Obviously the conception of music Peterson operates from is that it is pattern-making in sound that is experienced as being meaningful in some way. This is the frame problem he discusses in the lecture: if perception implies that the same set of coloured patches on the retina or sounds can be categorised in a large number of ways then the problem is how to frame the perceptions. He speaks of the difficulties of building machines that can perceive as well as we can because our perceptual systems have been informed by a whole history of perception. We might think of "tradition" in music as the material sedimentation of that history of listening: this means that the genuinely new in music is almost unable to be perceived. A more strictly musical version of the problem is what I call the "succession problem". In listening and exploring the world of music available to us the order in which we hear works affects each one: someone who doesn't hear a single note of Schubert until after they have absorbed say the music of the post WWII period is not hearing the same work as someone who listens to Schubert only without knowing anything else (yes one of my customers at our store listened almost only to Schubert lieder, having bought the massive Hyperion set of all the lieder). Someone who has never been to a lieder recital will see the weirdness of the format and its rituals in all purity.

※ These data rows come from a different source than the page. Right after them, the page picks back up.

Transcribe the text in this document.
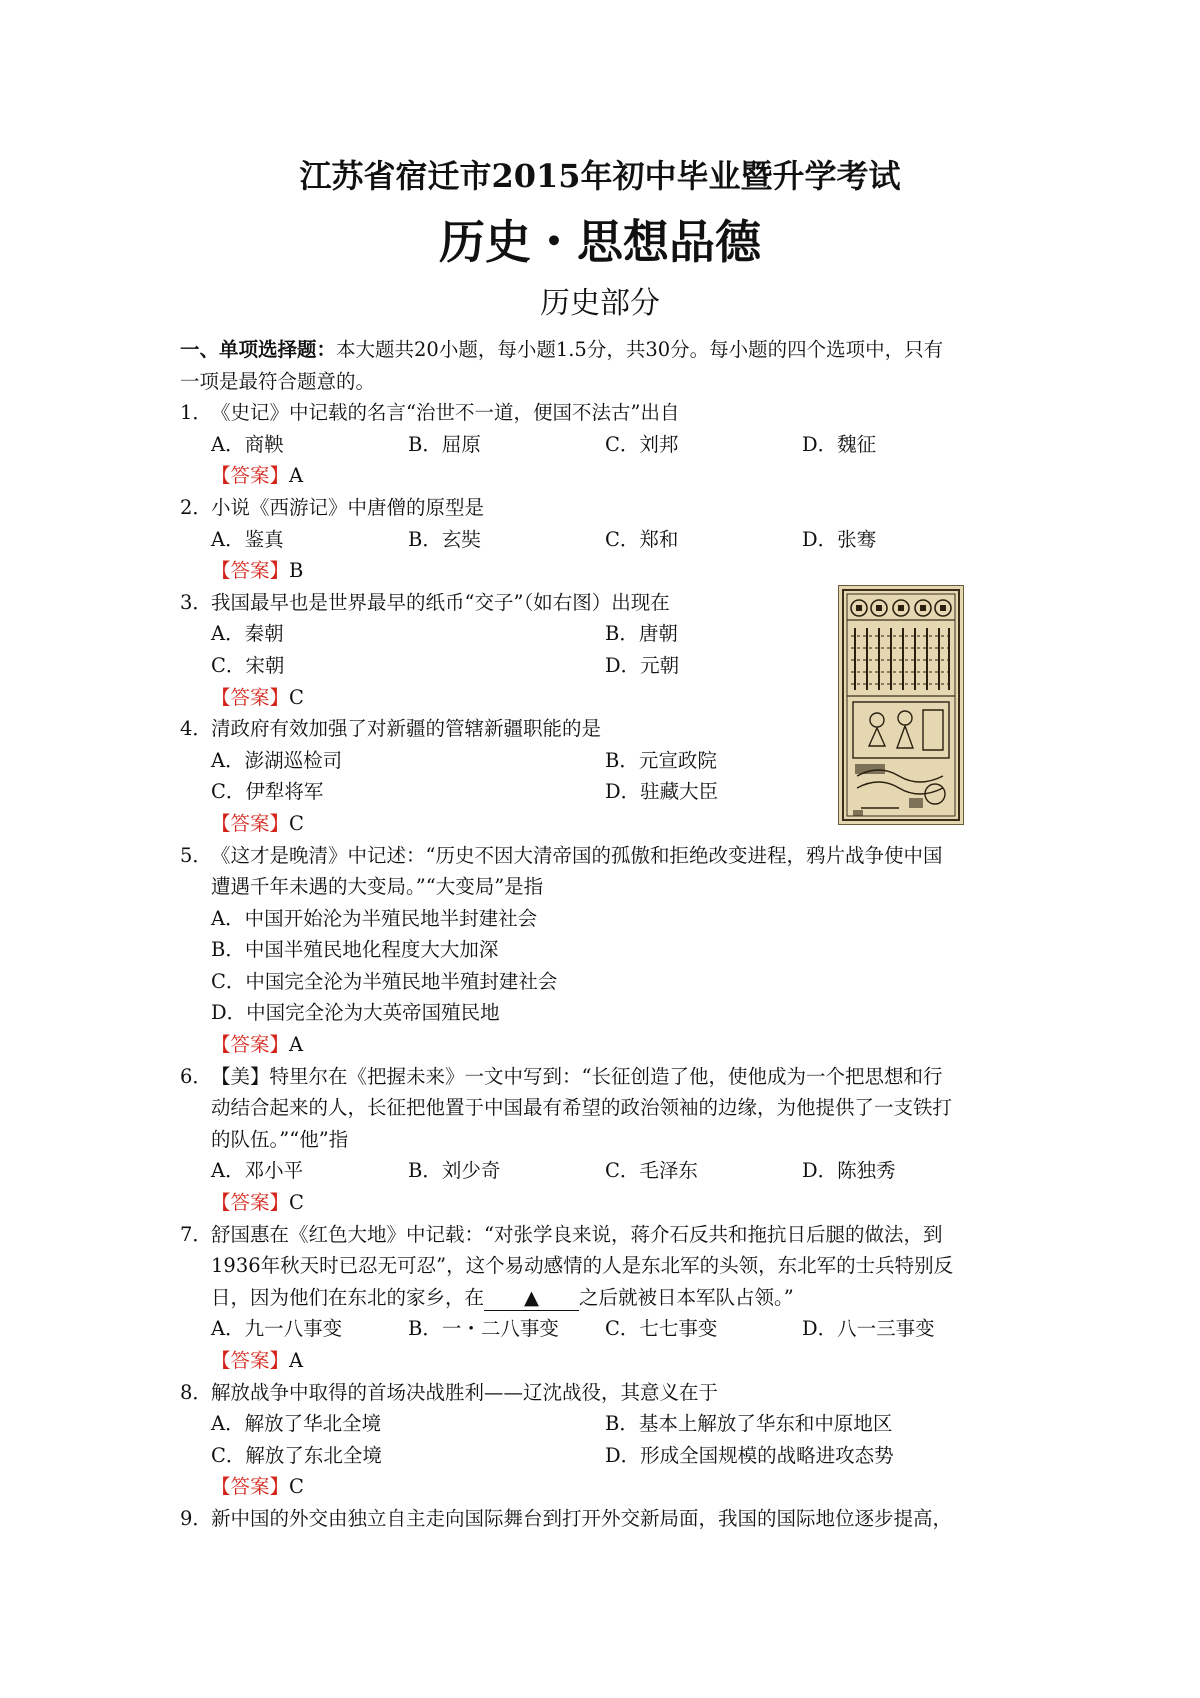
江苏省宿迁市2015年初中毕业暨升学考试
历史・思想品德
历史部分
一、单项选择题：本大题共20小题，每小题1.5分，共30分。每小题的四个选项中，只有
一项是最符合题意的。
1．《史记》中记载的名言“治世不一道，便国不法古”出自
A．商鞅	B．屈原	C．刘邦	D．魏征
【答案】A
2．小说《西游记》中唐僧的原型是
A．鉴真	B．玄奘	C．郑和	D．张骞
【答案】B
3．我国最早也是世界最早的纸币“交子”（如右图）出现在
A．秦朝	B．唐朝
C．宋朝	D．元朝
【答案】C
4．清政府有效加强了对新疆的管辖新疆职能的是
A．澎湖巡检司	B．元宣政院
C．伊犁将军	D．驻藏大臣
【答案】C
5．《这才是晚清》中记述：“历史不因大清帝国的孤傲和拒绝改变进程，鸦片战争使中国
遭遇千年未遇的大变局。”“大变局”是指
A．中国开始沦为半殖民地半封建社会
B．中国半殖民地化程度大大加深
C．中国完全沦为半殖民地半殖封建社会
D．中国完全沦为大英帝国殖民地
【答案】A
6．【美】特里尔在《把握未来》一文中写到：“长征创造了他，使他成为一个把思想和行
动结合起来的人，长征把他置于中国最有希望的政治领袖的边缘，为他提供了一支铁打
的队伍。”“他”指
A．邓小平	B．刘少奇	C．毛泽东	D．陈独秀
【答案】C
7．舒国惠在《红色大地》中记载：“对张学良来说，蒋介石反共和拖抗日后腿的做法，到
1936年秋天时已忍无可忍”，这个易动感情的人是东北军的头领，东北军的士兵特别反
日，因为他们在东北的家乡，在 ▲ 之后就被日本军队占领。”
A．九一八事变	B．一・二八事变	C．七七事变	D．八一三事变
【答案】A
8．解放战争中取得的首场决战胜利——辽沈战役，其意义在于
A．解放了华北全境	B．基本上解放了华东和中原地区
C．解放了东北全境	D．形成全国规模的战略进攻态势
【答案】C
9．新中国的外交由独立自主走向国际舞台到打开外交新局面，我国的国际地位逐步提高，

He comes close to arguing that because music is beyond the exercise of reason that it has survived the disenchantment of the world, lived on after the death of God. This is indeed the way that Nietzsche once saw music and the idea of a "musical religion" is attractive in some ways but also dangerous: again the question is whose music? Why does thinking of Wagner as being about "the transcendental" make sense but the idea that the Wiggles are engaged in the same pursuit seems ridiculous? I get the strong impression that Peterson is a believer in "the transcendental": it is hinted in the lecture that this could well be an effect of our perception but it's not really followed through and it would take a book to describe how this might be the case.
Ultimately the framing issue is rather like the problem of whether "private language" is possible in Wittgenstein - Peterson's position seems to be that music is a universal, non-translatable "language". Obviously I tend towards the idea that "private language" is precisely what music can become and indeed, has become once the common practice era finished in the 20th century. I don't see this at all as a problem. It is actually to be celebrated even if audiences cling to ingrained habits and framings of sound which makes the "classical music" audience possibly the most backward and tedious one. If conceiving of music as a private language gives us the variety of styles and sounds we see today I can't see any problem with giving up the pretension of universality. I think composers themselves gave up on that a long time ago, theorists should as well.